Buffett’s low rates were a consequence of the fact that, like most wealthy Americans, almost all his income came from dividends and capital gains, investment income that since 2003 has been taxed at only 15 percent. The receptionist’s salary, on the other hand, was taxed at almost twice that rate once FICA was included. From Buffett’s perspective, the discrepancy was unconscionable.

“The free market’s the best mechanism ever devised to put resources to their most efficient and productive use,” he told me. “The government isn’t particularly good at that. But the market isn’t so good at making sure that the wealth that’s produced is being distributed fairly or wisely. Some of that wealth has to be plowed back into education, so that the next generation has a fair chance, and to maintain our infrastructure, and provide some sort of safety net for those who lose out in a market economy. And it just makes sense that those of us who’ve benefited most from the market should pay a bigger share.”

We spent the next hour talking about globalization, executive compensation, the worsening trade deficit, and the national debt. He was especially exercised over Bush’s proposed elimination of the estate tax, a step he believed would encourage an aristocracy of wealth rather than merit.

“When you get rid of the estate tax,” he said, “you’re basically handing over command of the country’s resources to people who didn’t earn it. It’s like choosing the 2020 Olympic team by picking the children of all the winners at the 2000 Games.”

Before I left, I asked Buffett how many of his fellow billionaires shared his views. He laughed.

“I’ll tell you, not very many,” he said. “They have this idea that it’s ‘their money’ and they deserve to keep every penny of it.

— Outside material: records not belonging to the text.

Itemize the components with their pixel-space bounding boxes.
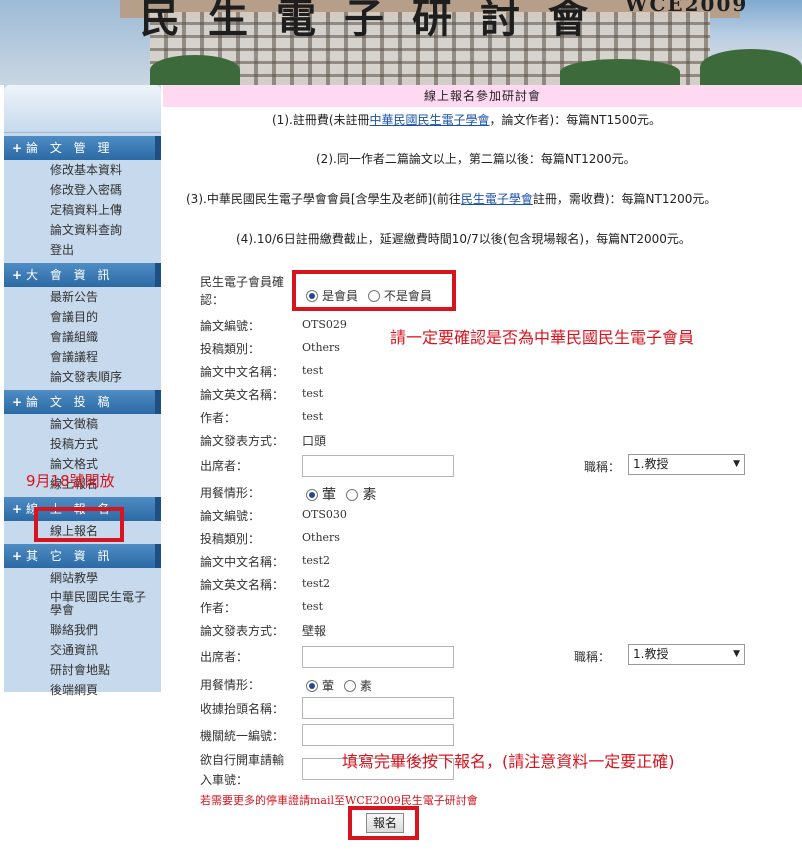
open-date-annotation: 9月18號開放	[26, 472, 115, 490]
chevron-down-icon: ▼	[733, 459, 740, 469]
paper1-id-label: 論文編號：	[200, 319, 261, 333]
plus-icon: +	[12, 502, 23, 516]
sidebar-item-site-tutorial[interactable]: 網站教學	[4, 568, 161, 588]
parking-note: 若需要更多的停車證請mail至WCE2009民生電子研討會	[200, 794, 478, 807]
paper1-meal-group: 葷 素	[306, 484, 376, 504]
receipt-label: 收據抬頭名稱：	[200, 702, 285, 716]
paper1-rank-label: 職稱：	[584, 460, 621, 474]
sidebar-item-call-for-papers[interactable]: 論文徵稿	[4, 414, 161, 434]
sidebar: + 論 文 管 理 修改基本資料 修改登入密碼 定稿資料上傳 論文資料查詢 登出 …	[4, 85, 161, 697]
sidebar-item-edit-profile[interactable]: 修改基本資料	[4, 160, 161, 180]
highlight-box-member	[292, 270, 456, 311]
radio-meal-meat[interactable]	[306, 489, 318, 501]
sidebar-item-logout[interactable]: 登出	[4, 240, 161, 260]
sidebar-item-presentation-order[interactable]: 論文發表順序	[4, 367, 161, 387]
page-title: 線上報名參加研討會	[163, 85, 802, 107]
paper2-meal-label: 用餐情形：	[200, 678, 261, 692]
paper2-present-label: 論文發表方式：	[200, 624, 285, 638]
paper2-category: Others	[302, 531, 340, 544]
paper2-author: test	[302, 600, 323, 613]
paper2-category-label: 投稿類別：	[200, 532, 261, 546]
sidebar-section-header[interactable]: + 論 文 投 稿	[4, 390, 161, 414]
sidebar-item-venue[interactable]: 研討會地點	[4, 660, 161, 680]
header-banner: 民生電子研討會 WCE2009	[0, 0, 802, 85]
paper1-category-label: 投稿類別：	[200, 342, 261, 356]
paper1-title-zh: test	[302, 364, 323, 377]
sidebar-section-other: + 其 它 資 訊 網站教學 中華民國民生電子學會 聯絡我們 交通資訊 研討會地點…	[4, 544, 161, 700]
paper1-attendee-label: 出席者：	[200, 459, 249, 473]
sidebar-section-header[interactable]: + 大 會 資 訊	[4, 263, 161, 287]
paper1-present: 口頭	[302, 434, 327, 448]
fee-note-3: (3).中華民國民生電子學會會員[含學生及老師](前往民生電子學會註冊，需收費)…	[186, 192, 717, 206]
sidebar-item-backend[interactable]: 後端網頁	[4, 680, 161, 700]
highlight-box-submit	[348, 806, 419, 840]
org-id-label: 機關統一編號：	[200, 729, 285, 743]
sidebar-item-agenda[interactable]: 會議議程	[4, 347, 161, 367]
sidebar-item-organization[interactable]: 會議組織	[4, 327, 161, 347]
fee-note-2: (2).同一作者二篇論文以上，第二篇以後：每篇NT1200元。	[316, 152, 636, 166]
plus-icon: +	[12, 141, 23, 155]
sidebar-top	[4, 85, 161, 133]
org-id-input[interactable]	[302, 724, 454, 746]
paper2-id-label: 論文編號：	[200, 509, 261, 523]
society-link[interactable]: 中華民國民生電子學會	[370, 113, 490, 127]
radio-meal-meat[interactable]	[306, 680, 318, 692]
paper2-title-zh: test2	[302, 554, 330, 567]
society-register-link[interactable]: 民生電子學會	[461, 192, 533, 206]
paper1-title-en: test	[302, 387, 323, 400]
sidebar-section-conference-info: + 大 會 資 訊 最新公告 會議目的 會議組織 會議議程 論文發表順序	[4, 263, 161, 387]
car-label: 欲自行開車請輸 入車號：	[200, 753, 285, 787]
member-annotation: 請一定要確認是否為中華民國民生電子會員	[390, 328, 695, 347]
paper1-title-en-label: 論文英文名稱：	[200, 388, 285, 402]
sidebar-item-contact[interactable]: 聯絡我們	[4, 620, 161, 640]
member-label: 民生電子會員確 認：	[200, 275, 285, 307]
highlight-box-online-register	[34, 507, 124, 542]
fee-note-4: (4).10/6日註冊繳費截止，延遲繳費時間10/7以後(包含現場報名)，每篇N…	[236, 232, 691, 246]
paper2-author-label: 作者：	[200, 601, 237, 615]
paper2-title-zh-label: 論文中文名稱：	[200, 555, 285, 569]
paper2-present: 壁報	[302, 624, 327, 638]
paper2-title-en-label: 論文英文名稱：	[200, 578, 285, 592]
sidebar-section-header[interactable]: + 論 文 管 理	[4, 136, 161, 160]
receipt-input[interactable]	[302, 697, 454, 719]
paper2-attendee-label: 出席者：	[200, 650, 249, 664]
paper1-title-zh-label: 論文中文名稱：	[200, 365, 285, 379]
paper1-rank-select[interactable]: 1.教授 ▼	[628, 454, 745, 475]
plus-icon: +	[12, 395, 23, 409]
sidebar-item-change-password[interactable]: 修改登入密碼	[4, 180, 161, 200]
paper1-author-label: 作者：	[200, 411, 237, 425]
sidebar-item-upload-final[interactable]: 定稿資料上傳	[4, 200, 161, 220]
sidebar-item-paper-query[interactable]: 論文資料查詢	[4, 220, 161, 240]
banner-title: 民生電子研討會	[140, 0, 616, 42]
paper1-attendee-input[interactable]	[302, 455, 454, 477]
page: 民生電子研討會 WCE2009 + 論 文 管 理 修改基本資料 修改登入密碼 定…	[0, 0, 802, 858]
sidebar-item-submission-method[interactable]: 投稿方式	[4, 434, 161, 454]
paper1-author: test	[302, 410, 323, 423]
paper2-rank-label: 職稱：	[574, 650, 611, 664]
paper1-category: Others	[302, 341, 340, 354]
radio-meal-veg[interactable]	[343, 680, 356, 692]
main-content: 線上報名參加研討會	[163, 85, 802, 107]
plus-icon: +	[12, 549, 23, 563]
paper2-rank-select[interactable]: 1.教授 ▼	[628, 644, 745, 665]
sidebar-item-traffic[interactable]: 交通資訊	[4, 640, 161, 660]
paper2-attendee-input[interactable]	[302, 646, 454, 668]
paper1-meal-label: 用餐情形：	[200, 486, 261, 500]
paper2-title-en: test2	[302, 577, 330, 590]
sidebar-item-purpose[interactable]: 會議目的	[4, 307, 161, 327]
chevron-down-icon: ▼	[733, 649, 740, 659]
paper2-id: OTS030	[302, 508, 347, 521]
fee-note-1: (1).註冊費(未註冊中華民國民生電子學會，論文作者)：每篇NT1500元。	[272, 113, 662, 127]
paper1-id: OTS029	[302, 318, 347, 331]
sidebar-section-paper-manage: + 論 文 管 理 修改基本資料 修改登入密碼 定稿資料上傳 論文資料查詢 登出	[4, 136, 161, 260]
radio-meal-veg[interactable]	[346, 489, 359, 501]
banner-wce: WCE2009	[625, 0, 749, 16]
paper1-present-label: 論文發表方式：	[200, 434, 285, 448]
sidebar-section-header[interactable]: + 其 它 資 訊	[4, 544, 161, 568]
paper2-meal-group: 葷 素	[306, 677, 372, 694]
plus-icon: +	[12, 268, 23, 282]
sidebar-item-news[interactable]: 最新公告	[4, 287, 161, 307]
submit-annotation: 填寫完畢後按下報名，(請注意資料一定要正確)	[342, 752, 675, 771]
sidebar-item-society[interactable]: 中華民國民生電子學會	[4, 588, 161, 620]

What they don’t factor in is all the public investment that lets us live the way we do. Take me as an example. I happen to have a talent for allocating capital. But my ability to use that talent is completely dependent on the society I was born into. If I’d been born into a tribe of hunters, this talent of mine would be pretty worthless. I can’t run very fast. I’m not particularly strong. I’d probably end up as some wild animal’s dinner.

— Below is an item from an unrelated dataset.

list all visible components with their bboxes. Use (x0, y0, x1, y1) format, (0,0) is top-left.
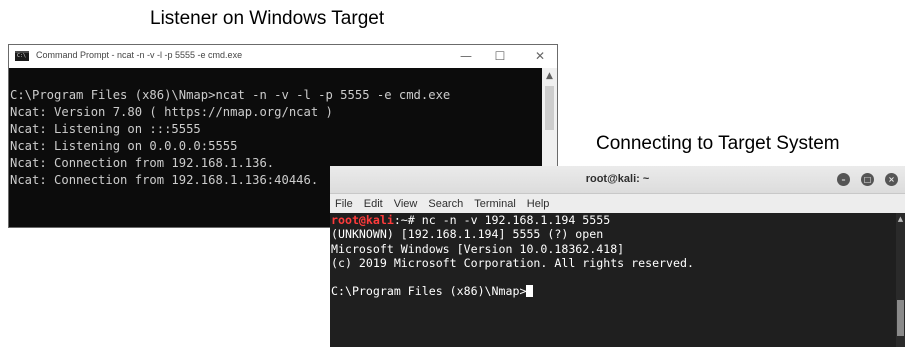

“But I was lucky enough to be born in a time and place where society values my talent, and gave me a good education to develop that talent, and set up the laws and the financial system to let me do what I love doing — and make a lot of money doing it. The least I can do is help pay for all that.”

It may be surprising to some to hear the world’s foremost capitalist talk in this way, but Buffett’s views aren’t necessarily a sign of a soft heart. Rather, they reflect an understanding that how well we respond to globalization won’t be just a matter of identifying the right policies. It will also have to do with a change in spirit, a willingness to put our common interests and the interests of future generations ahead of short-term expediency.

More particularly, we will have to stop pretending that all cuts in spending are equivalent, or that all tax increases are the same. Ending corporate subsidies that serve no discernible economic purpose is one thing; reducing health-care benefits to poor children is something else entirely. At a time when ordinary families are feeling hit from all sides, the impulse to keep their taxes as low as possible is honorable and right. What’s less honorable has been the willingness of the rich and the powerful to ride this antitax sentiment for their own purposes, or the way the President, Congress, lobbyists, and conservative commentators have been able to successfully conflate in the mind of voters the very real tax burdens of the middle class and the very manageable tax burdens of the wealthy.

Nowhere has this confusion been more evident than in the debate surrounding the proposed repeal of the estate tax. As currently structured, a husband and wife can pass on $4 million without paying any estate tax; in 2009, under current law, that figure goes up to $7 million. For this reason, the tax currently affects only the wealthiest one-half of 1 percent of the population, and will affect only one-third of 1 percent in 2009. And since completely repealing the estate tax would cost the U.S. Treasury around $1 trillion, it would be hard to find a tax cut that was less responsive to the needs of ordinary Americans or the long-term interests of the country.